14-Flink之Table-&-SQL

大数据成神之路:

点我去成神之路系列目录^_^

  • Flink入门
  • Flink DataSet&DataSteam API
  • Flink集群部署
  • Flink重启策略
  • Flink分布式缓存
  • Flink重启策略
  • Flink中的Time
  • Flink中的窗口
  • 时间戳和水印

....

14-Flink之Table-&-SQL

1简介

Apache Flink具有两个关系API - 表API和SQL - 用于统一流和批处理。Table API是Scala和Java的语言集成查询API,允许以非常直观的方式组合来自关系运算符的查询,Table API和SQL接口彼此紧密集成,以及Flink的DataStream和DataSet API。您可以轻松地在基于API构建的所有API和库之间切换。
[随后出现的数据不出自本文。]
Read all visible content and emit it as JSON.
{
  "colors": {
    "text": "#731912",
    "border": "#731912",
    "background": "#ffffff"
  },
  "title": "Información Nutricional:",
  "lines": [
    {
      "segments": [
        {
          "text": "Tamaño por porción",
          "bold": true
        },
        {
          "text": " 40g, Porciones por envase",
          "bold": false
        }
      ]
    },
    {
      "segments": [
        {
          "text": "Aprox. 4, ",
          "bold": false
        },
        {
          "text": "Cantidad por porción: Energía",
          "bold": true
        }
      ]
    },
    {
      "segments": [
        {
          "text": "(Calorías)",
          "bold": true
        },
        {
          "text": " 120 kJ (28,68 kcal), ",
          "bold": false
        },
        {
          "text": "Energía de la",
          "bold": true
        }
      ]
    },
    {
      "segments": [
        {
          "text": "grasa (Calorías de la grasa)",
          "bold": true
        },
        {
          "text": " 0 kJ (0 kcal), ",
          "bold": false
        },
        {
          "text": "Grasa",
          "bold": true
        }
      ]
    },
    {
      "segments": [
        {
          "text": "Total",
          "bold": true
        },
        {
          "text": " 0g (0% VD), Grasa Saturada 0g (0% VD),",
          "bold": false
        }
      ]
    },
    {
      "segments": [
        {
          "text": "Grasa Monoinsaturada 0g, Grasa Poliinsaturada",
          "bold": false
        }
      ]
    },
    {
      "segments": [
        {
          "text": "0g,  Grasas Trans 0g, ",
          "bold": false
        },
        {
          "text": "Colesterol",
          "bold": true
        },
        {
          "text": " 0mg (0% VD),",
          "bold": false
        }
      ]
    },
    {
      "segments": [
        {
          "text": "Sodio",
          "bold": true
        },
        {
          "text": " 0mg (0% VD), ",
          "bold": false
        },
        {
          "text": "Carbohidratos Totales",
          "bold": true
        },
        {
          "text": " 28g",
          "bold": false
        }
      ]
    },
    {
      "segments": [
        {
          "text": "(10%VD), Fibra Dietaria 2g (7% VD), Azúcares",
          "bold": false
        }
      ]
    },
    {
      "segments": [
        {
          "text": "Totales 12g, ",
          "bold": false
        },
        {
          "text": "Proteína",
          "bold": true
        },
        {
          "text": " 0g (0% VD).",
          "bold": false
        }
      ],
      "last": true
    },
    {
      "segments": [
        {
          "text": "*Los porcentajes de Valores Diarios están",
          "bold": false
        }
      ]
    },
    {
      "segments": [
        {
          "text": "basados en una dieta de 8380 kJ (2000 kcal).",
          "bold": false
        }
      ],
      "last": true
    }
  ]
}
例如,您可以使用CEP库从DataStream中提取模式,然后使用Table API分析模式,或者可以在预处理上运行Gelly图算法之前使用SQL查询扫描,过滤和聚合批处理表数据。

2编程模型

创建一个TableEnvironment:

TableEnvironment是Table API和SQL集成的核心概念,它主要负责:

1、在内部目录中注册一个Table

2、注册一个外部目录

3、执行SQL查询

4、注册一个用户自定义函数(标量、表及聚合)

5、将DataStream或者DataSet转换成Table

6、持有ExecutionEnvironment或者StreamExecutionEnvironment的引用

一个Table总是会绑定到一个指定的TableEnvironment中,相同的查询不同的TableEnvironment是无法通过join、union合并在一起。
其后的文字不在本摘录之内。